This review contains spoilers for The Walking Dead season 11, episode 5, “Out of the Ashes.”
I take notes during every episode of The Walking Dead, but never before have I taken as many notes for a single episode as I did with “Out of the Ashes,” this week’s three-pronged episode that overall did well to juggle its A, B, and C plots. It’s rare for the show to attempt three plots and even rarer still for it to do it successfully like this.
While last week’s episode focused completely on Daryl, “Out of the Ashes” does a lot of heavy lifting to advance the plot in several areas. The main storyline follows Aaron, Carol, and more Alexandrians who return to the ashes of Hilltop with the intent to rummage for food scraps. Instead, they find directionless Whisperers, which of course causes a rift in our heroes’ group since Lydia is present and insists these seemingly downtrodden former cultists are just trying to move on from their past abuses.
Like last week, these scenes allow for some interesting introspection of cult dynamics. What do followers do when their leader is gone? For the Whisperers, it means herding zombies in a circle and sleeping in the ruins of Hilltop with nowhere to go. It means lying when you’re caught even though it digs you a deeper proverbial hole with the Alexandrians. They go into full-on survival mode, forgetting how to really do that without Alpha to steer them.
Aaron and Carol butt heads over how to treat the Whisperers — let them go or interrogate them for the whereabouts of more Whisperers? While I find Carol’s stance to be a bit absurd — she demands Aaron cease his unilateral torture of the lead Whisperer despite her own storied history of unilateral decisions — I do think it works in the context of what we’ve seen from other groups this season.
The Reapers torture using “extraordinary rendition,” a fancy government word for waterboarding. The Commonwealth, as best we’ve seen, merely interrogates. The Alexandrians fall much closer to the Reapers than the civilized Commonwealth on the human rights scale.
Speaking of the Commonwealth, we get our first tour of the inside in “Out of the Ashes,” and it does not disappoint. While the set looks a lot like a fake town you’d see in a section of Disney World, I think that’s on purpose. To our heroes, things must look almost artificial or too good to be true. Unless the show has a big trick up its sleeve, though, I don’t think that’s the case. It seems like this settlement really is the most advanced and prosperous in the story’s history, and soon the focus may shift to pondering whether our Alexandrians, molded by savagery, can assimilate to the Commonwealth way.

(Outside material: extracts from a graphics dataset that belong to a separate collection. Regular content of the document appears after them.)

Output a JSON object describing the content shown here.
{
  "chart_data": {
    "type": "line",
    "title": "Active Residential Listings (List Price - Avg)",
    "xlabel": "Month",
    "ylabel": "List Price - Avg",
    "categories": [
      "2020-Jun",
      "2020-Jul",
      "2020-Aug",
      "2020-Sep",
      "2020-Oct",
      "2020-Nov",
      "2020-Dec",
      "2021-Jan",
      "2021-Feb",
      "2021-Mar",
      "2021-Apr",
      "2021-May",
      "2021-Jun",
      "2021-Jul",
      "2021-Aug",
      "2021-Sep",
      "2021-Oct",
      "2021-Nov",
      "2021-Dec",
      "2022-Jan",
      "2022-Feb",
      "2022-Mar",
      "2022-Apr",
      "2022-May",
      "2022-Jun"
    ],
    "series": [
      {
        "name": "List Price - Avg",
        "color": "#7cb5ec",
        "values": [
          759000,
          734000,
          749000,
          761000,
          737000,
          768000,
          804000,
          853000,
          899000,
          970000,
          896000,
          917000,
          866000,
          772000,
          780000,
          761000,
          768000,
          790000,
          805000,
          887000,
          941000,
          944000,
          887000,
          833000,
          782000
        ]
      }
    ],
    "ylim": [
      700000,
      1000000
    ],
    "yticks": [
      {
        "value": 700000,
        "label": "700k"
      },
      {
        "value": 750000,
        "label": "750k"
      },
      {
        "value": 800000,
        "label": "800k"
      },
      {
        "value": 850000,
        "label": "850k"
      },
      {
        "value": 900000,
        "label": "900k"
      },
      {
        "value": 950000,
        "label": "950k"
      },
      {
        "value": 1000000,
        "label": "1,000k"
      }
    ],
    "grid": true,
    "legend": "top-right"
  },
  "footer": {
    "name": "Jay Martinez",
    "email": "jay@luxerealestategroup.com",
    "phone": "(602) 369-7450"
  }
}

Seeing their onboarding video had an air of the Dharma Initiative videos in Lost, and as much as I enjoyed these scenes, it also invoked in me a sense of retroactive disappointment, remembering that so much of this series has just taken place in nondescript woods. The Commonwealth is the coolest place we’ve ever visited in The Walking Dead, and I hope the writers have properly remixed the comic in a way that will still satisfy on screen.
Across the board, “Out of the Ashes” is dripping with nostalgia for the history of The Walking Dead. Again, this is something I wish the show had been doing for years, but it’s better late than never. Things like Carl’s artwork he made for Judith before he died, Aaron having a nightmare about past haunts like the Wolves, and the establishing shots of what was once Hilltop all feel so awesomely reflective. This is the first episode of the season that feels like the train is coming into the station, but I’m sure we still have a lot more tragedy and gunfire to witness before things really settle down.
So often, the best part of a zombie story is the early days after “the fall.” On the mainline The Walking Dead, we never really saw that — only glimpses of it from Rick’s eyes following his coma. But because the show is so long in the tooth, now we’re getting to see something else that virtually no zombie series gets the chance to depict: “the return.” At the Commonwealth, I’m excited to see what rebuilding a broken world looks like from a group that may just prove capable of completing the project.